= Buga (deity) =

Buga is a creator god and omnipotent highest power in the mythology of the Tungusic peoples.

==Etymology and Ethnography==
For the Tungus the term buga (also buya, boya, boga) refers to the greatest, omnipotent, eternal being. The same word also means either "sky", "universe", and may also refer to terms corresponding to "world" or "locality". The word is not taboo and is used in common speech. According to Shirokogoroff the term is an old one, and was not introduced by Christian missionaries.

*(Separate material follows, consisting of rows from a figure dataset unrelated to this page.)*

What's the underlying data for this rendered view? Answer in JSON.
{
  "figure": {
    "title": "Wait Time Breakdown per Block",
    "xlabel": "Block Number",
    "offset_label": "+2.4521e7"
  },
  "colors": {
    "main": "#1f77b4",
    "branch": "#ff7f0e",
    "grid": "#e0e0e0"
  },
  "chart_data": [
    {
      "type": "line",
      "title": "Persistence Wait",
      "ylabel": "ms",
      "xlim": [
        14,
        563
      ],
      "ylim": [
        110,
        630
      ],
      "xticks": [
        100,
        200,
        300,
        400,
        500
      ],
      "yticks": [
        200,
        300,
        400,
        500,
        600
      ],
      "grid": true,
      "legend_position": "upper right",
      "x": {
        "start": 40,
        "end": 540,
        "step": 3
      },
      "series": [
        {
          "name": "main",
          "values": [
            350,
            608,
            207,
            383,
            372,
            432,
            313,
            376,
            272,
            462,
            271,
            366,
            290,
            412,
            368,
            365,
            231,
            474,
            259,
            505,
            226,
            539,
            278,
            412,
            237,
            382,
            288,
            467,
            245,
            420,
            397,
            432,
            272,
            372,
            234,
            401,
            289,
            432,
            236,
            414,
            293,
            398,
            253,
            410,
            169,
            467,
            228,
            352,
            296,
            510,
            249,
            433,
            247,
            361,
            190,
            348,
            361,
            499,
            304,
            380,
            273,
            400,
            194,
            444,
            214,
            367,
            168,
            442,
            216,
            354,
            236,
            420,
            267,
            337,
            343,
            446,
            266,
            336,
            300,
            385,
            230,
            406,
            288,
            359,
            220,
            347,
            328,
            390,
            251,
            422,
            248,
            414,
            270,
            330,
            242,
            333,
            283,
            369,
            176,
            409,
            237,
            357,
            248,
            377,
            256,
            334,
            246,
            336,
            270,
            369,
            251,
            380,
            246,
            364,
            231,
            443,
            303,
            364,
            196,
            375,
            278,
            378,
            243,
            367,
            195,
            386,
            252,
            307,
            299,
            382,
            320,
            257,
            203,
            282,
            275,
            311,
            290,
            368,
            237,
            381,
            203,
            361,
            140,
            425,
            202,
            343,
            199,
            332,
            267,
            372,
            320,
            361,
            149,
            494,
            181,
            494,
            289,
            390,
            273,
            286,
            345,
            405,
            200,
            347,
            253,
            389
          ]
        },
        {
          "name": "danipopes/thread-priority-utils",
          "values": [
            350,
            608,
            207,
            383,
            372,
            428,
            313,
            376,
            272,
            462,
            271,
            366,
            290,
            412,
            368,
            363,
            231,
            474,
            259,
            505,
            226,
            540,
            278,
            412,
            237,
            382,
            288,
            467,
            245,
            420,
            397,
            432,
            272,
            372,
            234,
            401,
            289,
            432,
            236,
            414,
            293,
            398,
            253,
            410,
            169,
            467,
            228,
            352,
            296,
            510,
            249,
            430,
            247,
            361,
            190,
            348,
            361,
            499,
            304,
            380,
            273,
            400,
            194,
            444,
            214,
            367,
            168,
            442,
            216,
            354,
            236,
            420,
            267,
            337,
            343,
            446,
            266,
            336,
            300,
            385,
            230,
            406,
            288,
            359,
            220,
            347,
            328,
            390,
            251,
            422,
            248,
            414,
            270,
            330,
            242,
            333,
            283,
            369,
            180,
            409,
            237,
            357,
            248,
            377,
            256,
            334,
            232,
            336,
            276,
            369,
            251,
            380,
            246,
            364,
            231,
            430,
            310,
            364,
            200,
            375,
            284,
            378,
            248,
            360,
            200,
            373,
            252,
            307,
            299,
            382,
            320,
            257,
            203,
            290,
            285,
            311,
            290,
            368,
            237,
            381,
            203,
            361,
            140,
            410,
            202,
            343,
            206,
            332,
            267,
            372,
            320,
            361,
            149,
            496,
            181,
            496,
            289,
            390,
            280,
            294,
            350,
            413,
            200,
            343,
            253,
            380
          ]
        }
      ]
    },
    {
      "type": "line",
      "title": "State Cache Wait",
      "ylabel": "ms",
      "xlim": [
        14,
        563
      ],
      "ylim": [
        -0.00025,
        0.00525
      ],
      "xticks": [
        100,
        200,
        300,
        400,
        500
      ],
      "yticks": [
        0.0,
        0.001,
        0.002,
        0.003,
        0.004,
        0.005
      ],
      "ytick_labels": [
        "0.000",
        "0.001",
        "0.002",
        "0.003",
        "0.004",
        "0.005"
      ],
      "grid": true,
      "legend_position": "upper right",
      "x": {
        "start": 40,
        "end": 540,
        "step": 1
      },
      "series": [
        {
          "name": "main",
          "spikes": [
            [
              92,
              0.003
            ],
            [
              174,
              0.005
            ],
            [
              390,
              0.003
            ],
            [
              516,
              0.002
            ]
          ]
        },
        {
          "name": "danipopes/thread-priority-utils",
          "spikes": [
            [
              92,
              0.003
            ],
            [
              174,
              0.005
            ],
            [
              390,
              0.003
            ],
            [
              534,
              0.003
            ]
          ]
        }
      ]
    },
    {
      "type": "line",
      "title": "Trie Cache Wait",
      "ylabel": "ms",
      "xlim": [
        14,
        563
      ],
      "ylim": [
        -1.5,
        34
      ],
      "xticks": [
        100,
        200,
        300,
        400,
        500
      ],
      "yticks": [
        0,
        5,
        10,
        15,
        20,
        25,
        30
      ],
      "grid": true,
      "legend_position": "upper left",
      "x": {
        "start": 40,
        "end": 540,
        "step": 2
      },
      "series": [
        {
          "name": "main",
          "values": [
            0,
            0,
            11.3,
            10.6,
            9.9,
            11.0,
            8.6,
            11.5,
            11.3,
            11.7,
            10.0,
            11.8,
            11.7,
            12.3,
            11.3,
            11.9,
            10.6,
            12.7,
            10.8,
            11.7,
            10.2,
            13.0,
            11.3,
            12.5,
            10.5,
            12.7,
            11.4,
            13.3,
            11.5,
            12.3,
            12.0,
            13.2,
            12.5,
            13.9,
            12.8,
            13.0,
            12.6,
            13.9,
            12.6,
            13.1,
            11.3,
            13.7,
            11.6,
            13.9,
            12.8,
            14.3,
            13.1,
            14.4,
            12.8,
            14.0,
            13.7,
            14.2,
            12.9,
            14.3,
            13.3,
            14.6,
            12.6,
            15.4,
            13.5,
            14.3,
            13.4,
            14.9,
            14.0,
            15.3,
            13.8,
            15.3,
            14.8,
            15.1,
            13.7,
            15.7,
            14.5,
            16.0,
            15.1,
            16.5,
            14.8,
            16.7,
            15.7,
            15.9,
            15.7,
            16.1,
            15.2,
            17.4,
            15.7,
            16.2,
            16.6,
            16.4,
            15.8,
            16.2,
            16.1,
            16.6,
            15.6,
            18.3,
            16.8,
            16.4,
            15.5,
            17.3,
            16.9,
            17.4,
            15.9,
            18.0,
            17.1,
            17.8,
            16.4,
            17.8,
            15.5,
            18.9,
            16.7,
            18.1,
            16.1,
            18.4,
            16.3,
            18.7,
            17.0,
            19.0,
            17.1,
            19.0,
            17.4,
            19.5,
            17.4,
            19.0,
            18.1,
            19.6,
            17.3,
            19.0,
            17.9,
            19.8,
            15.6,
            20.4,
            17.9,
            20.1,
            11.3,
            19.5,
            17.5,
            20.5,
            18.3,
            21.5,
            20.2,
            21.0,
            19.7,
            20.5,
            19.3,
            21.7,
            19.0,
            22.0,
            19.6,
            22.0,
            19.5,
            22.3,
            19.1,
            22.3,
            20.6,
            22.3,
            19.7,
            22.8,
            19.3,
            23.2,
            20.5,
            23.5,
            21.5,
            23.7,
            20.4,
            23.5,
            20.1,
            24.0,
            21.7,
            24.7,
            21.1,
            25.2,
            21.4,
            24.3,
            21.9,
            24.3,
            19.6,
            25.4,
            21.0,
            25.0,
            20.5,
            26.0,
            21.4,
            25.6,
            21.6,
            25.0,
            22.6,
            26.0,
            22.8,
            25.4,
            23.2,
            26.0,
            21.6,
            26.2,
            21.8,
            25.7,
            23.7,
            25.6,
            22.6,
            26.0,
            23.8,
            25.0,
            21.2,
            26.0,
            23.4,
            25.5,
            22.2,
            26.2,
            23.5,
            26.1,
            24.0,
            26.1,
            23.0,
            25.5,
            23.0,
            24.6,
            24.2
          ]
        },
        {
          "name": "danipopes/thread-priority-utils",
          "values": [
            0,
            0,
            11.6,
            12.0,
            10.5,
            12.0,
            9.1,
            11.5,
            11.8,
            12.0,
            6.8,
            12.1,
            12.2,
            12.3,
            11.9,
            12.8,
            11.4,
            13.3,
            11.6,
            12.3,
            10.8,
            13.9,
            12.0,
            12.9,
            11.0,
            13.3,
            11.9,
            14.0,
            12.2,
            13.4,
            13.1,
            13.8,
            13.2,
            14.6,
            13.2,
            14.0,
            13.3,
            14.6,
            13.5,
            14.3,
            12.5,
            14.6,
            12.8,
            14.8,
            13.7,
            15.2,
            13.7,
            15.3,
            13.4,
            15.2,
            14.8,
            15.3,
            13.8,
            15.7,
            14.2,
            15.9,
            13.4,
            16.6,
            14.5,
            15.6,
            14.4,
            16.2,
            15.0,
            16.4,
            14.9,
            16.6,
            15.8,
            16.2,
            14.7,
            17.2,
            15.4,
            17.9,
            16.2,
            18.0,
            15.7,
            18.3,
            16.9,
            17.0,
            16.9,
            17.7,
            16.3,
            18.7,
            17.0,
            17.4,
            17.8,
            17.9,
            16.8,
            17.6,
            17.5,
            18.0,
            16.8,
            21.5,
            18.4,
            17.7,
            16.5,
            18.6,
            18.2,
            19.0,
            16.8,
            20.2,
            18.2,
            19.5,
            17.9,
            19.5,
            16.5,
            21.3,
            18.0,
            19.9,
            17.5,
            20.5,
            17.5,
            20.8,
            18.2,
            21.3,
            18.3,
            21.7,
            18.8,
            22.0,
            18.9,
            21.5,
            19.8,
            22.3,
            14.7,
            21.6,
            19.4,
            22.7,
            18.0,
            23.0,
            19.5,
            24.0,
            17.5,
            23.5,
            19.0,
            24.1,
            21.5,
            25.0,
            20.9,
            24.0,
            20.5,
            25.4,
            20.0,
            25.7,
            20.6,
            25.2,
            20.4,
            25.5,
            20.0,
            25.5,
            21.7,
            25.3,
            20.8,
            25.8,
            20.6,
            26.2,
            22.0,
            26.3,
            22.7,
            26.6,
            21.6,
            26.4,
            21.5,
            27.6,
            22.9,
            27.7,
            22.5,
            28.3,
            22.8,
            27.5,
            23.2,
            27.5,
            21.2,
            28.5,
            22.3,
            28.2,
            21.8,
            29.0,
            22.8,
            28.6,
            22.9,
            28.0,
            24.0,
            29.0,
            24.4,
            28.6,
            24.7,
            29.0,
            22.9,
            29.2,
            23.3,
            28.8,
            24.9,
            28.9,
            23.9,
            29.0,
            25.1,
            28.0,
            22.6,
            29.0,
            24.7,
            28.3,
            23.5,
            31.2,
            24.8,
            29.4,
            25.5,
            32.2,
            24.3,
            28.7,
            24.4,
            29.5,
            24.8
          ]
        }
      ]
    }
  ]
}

For the eastern Tungus buga is a remote figure whom they have no description of, and nor do their shamans connect with it/him. The buga forms an exception in that it is one spirit than cannot be mastered by a shaman. Shirokogoroff states that all Tungus know how to pray/make sacrifices to buga and that activity is done without the intercession of shaman.

Furthermore, bugady are a tribe's sacred places. Equivalent names for a supreme deity are Es (Ket language), Nga (Enets language), and Turum or Torym (Khanty language).

The Tungus term 'buga' is similar to the Mongolian term bogdo (holy), Old Persian language baga (god), and the Kassite language bugas (god).

The Even language term for the highest deity (the creator) is/was Nalban Omgo Ogyn Buga, the proper name in the same language is Hovky-Sovky; in the Evenk language the god's name is Shavaky-Savaky. The "upper" and "lower" worlds in those people's shamanic worldview are also referred to as Dulyn Buga and Harpy Buga.

==Tungusic creation myth==

In a Tungusic creation myth Buga creates both the earth (using fire to create it within a watery void), as well as creating man and woman from fire, earth, iron, and water. In the myth he is opposed by Buninka, a devil figure, who becomes responsible for evil persons after death.